Great dive bars hide in plain sight, that squat little building on a busy road you’ve passed about 100 times and maybe assumed was abandoned. Johnnie’s Tavern is one of Columbus’ great dive bars and fits that description perfectly, a flat, white building along a stretch of road known more for connecting parts of town than serving as a destination itself. That the only light comes in through opaque glass block windows only accentuates Johnnie’s dive bar status.
Johnnie’s Tavern sits in San Margherita, a little known part of Columbus between suburbs Upper Arlington and Hilliard. Nestled along a set of train tracks, the area was settled between 1880 and 1920 by Italian immigrants attracted by jobs at the nearby quarry. Today, development has claimed a number of original homes in the area, leaving Johnnie’s Tavern as one of the few landmarks left. A handful of vines can still be seen in the backyards of the few homes here, all planted by San Margherita’s founding families.
Johnnie’s Tavern came along in 1948, first opened as a grocery store before a wall was knocked out and the business pivoted to the bar and diner format seen today. The Columbus dive bar was founded by Dominic Lombardi, son to one of the founding San Margherita families. Ownership has stayed in the Lombardi family ever since, grandson Joe the current owner and operator. A poster of Dominic pouring what was once named the coldest beer in Columbus can be seen inside the bar.
Without going too much further, a bit of disambiguation is in order related to the Columbus dive bar scene. Two amazing establishments share the name Johnnie’s, one named Johnnie’s Glenn Avenue Grill in the Grandview neighborhood of Columbus, the other Johnnie’s Tavern, subject of this review. The Glenn Avenue Grill may be the best dive bar in the city, but Johnnie’s Tavern sits close behind. If calamity ensues and you end up at one meaning to visit the other, you’re well taken care of either way.
The space can look a little uninviting for a first-time visitor, a brick front wall giving way to painted white cinderblock that features only a side door with no markings as entry. But inside, the space makes it clear that this is a gathering point for anyone interested in a reasonably priced beer and a burger, booths ringing the outside of the space, tables in the center, the look of a diner with a low roof more than a dusty dive bar shut off from the world.
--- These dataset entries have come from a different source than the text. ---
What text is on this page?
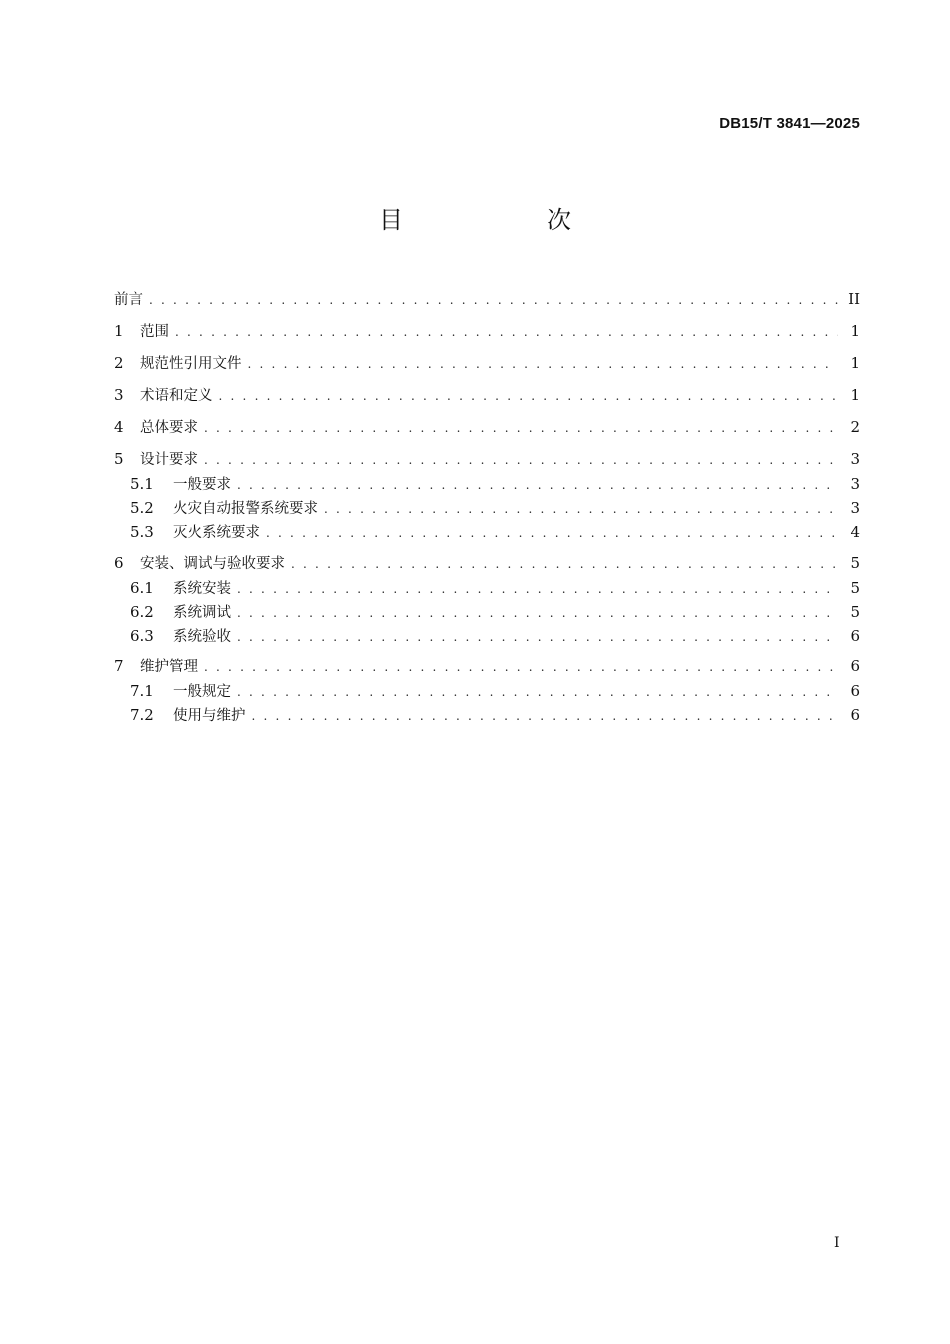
DB15/T 3841—2025
目　次
前言 . . .	II
1	范围 . . .	1
2	规范性引用文件 . . .	1
3	术语和定义 . . .	1
4	总体要求 . . .	2
5	设计要求 . . .	3
5.1	一般要求 . . .	3
5.2	火灾自动报警系统要求 . . .	3
5.3	灭火系统要求 . . .	4
6	安装、调试与验收要求 . . .	5
6.1	系统安装 . . .	5
6.2	系统调试 . . .	5
6.3	系统验收 . . .	6
7	维护管理 . . .	6
7.1	一般规定 . . .	6
7.2	使用与维护 . . .	6
I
This Johnnie’s is well known for its burgers, a well-earned distinction spanning a good chunk of the decades the dive bar has been in business. The menu has expanded over the years beyond three items that made up the totality of the Johnnie’s Tavern menu for many years (fried bologna, a roast beef sandwich and the one-pound “superburger” still referred to on a sign out front), but the burger is still the heart of the Johnnie’s Tavern kitchen.
On this reviewer’s recent visit, an afternoon burger stop, children were part of a couple of the groups grabbing food at one of the low tables, which might sometimes be a bit of a turn off for a dive bar experience but here feels perfectly in tune with the local, neighborhood, grab a beer and watch the game vibe at Johnnie’s Tavern. The ceiling definitely feels a bit low, as mentioned, another element of the presentation that only heightens that feeling that we’re all huddled in here together, away from the world for a bit, particularly on a cold Ohio day.
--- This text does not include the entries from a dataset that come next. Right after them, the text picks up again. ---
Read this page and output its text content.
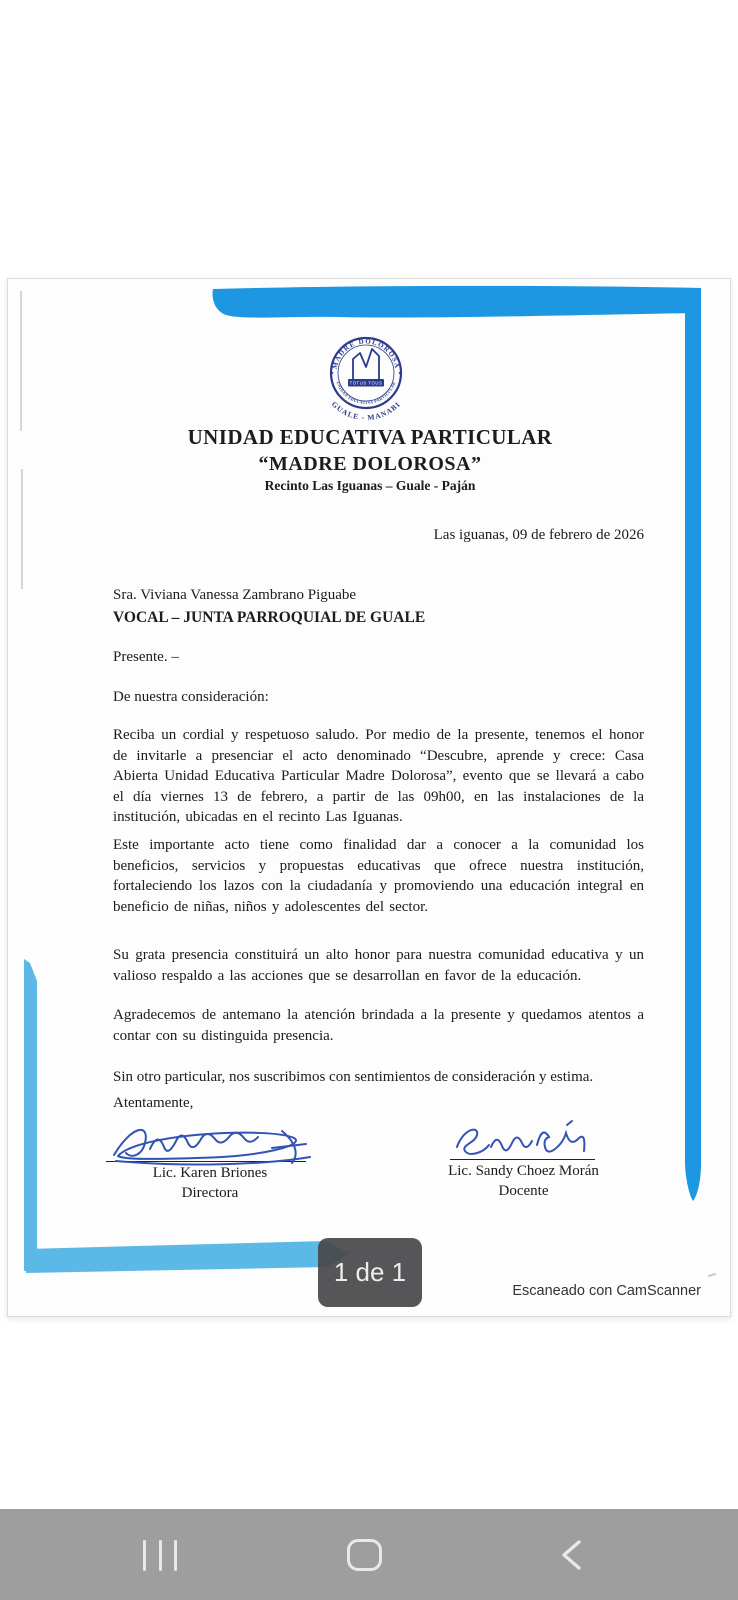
MADRE DOLOROSA
UNIDAD EDUCATIVA PARTICULAR
GUALE - MANABI
TOTUS TOUS
UNIDAD EDUCATIVA PARTICULAR
“MADRE DOLOROSA”
Recinto Las Iguanas – Guale - Paján
Las iguanas, 09 de febrero de 2026
Sra. Viviana Vanessa Zambrano Piguabe
VOCAL – JUNTA PARROQUIAL DE GUALE
Presente. –
De nuestra consideración:
Reciba un cordial y respetuoso saludo. Por medio de la presente, tenemos el honor de invitarle a presenciar el acto denominado “Descubre, aprende y crece: Casa Abierta Unidad Educativa Particular Madre Dolorosa”, evento que se llevará a cabo el día viernes 13 de febrero, a partir de las 09h00, en las instalaciones de la institución, ubicadas en el recinto Las Iguanas.
Este importante acto tiene como finalidad dar a conocer a la comunidad los beneficios, servicios y propuestas educativas que ofrece nuestra institución, fortaleciendo los lazos con la ciudadanía y promoviendo una educación integral en beneficio de niñas, niños y adolescentes del sector.
Su grata presencia constituirá un alto honor para nuestra comunidad educativa y un valioso respaldo a las acciones que se desarrollan en favor de la educación.
Agradecemos de antemano la atención brindada a la presente y quedamos atentos a contar con su distinguida presencia.
Sin otro particular, nos suscribimos con sentimientos de consideración y estima.
Atentamente,
Lic. Karen Briones
Directora
Lic. Sandy Choez Morán
Docente
1 de 1
Escaneado con CamScanner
Word of advice to first-timers, make sure the door closes behind you. This reviewer learned quickly that Johnnie’s is locked in a timeless battle with a cold draft that bursts through any gap in the aging door, meaning if you don’t close it, a local is going to have to get up and do it for you. The bar itself stretches one long wall of the space, surrounded by the previously mentioned booths and tables, a doorway to the kitchen in back just next to the bar. Behind, one of the more epic Schlitz beer lights this reviewer has ever seen hovers over the tap selection that expands beyond domestic dive bar favorites into a handful of Ohio-based craft selections.
The food menu does extend beyond burgers, though new visitors are encouraged to at least give a nod to what has gained Johnnie’s its food reputation over the years. Fried appetizers, a fried bologna sandwich that was pretty difficult to resist and coney’s served on Wednesdays only make up a few of the other menu highlights. It’s the kind of menu that instantly makes a place feel comfortable. If this is the kind of place that specializes in burgers, fries and fried bologna, it’s an easy mental leap to see it as an inviting place for a beer or five as well.
The walls aren’t necessarily thick with faded photographs and ancient decorations, but a handful of classic dive bar decoration elements can be seen along the wood paneling behind the bar. A black & white photo here, an interesting mural there, a beer can airplane suspended from the ceiling caps it off. And that really encapsulates Johnnie’s Tavern, a local spot built for locals, a welcoming dive bar experience hidden in plain sight along the side of a busy road that just happens to have some of the finest burgers in Columbus paired with an equally inviting environment.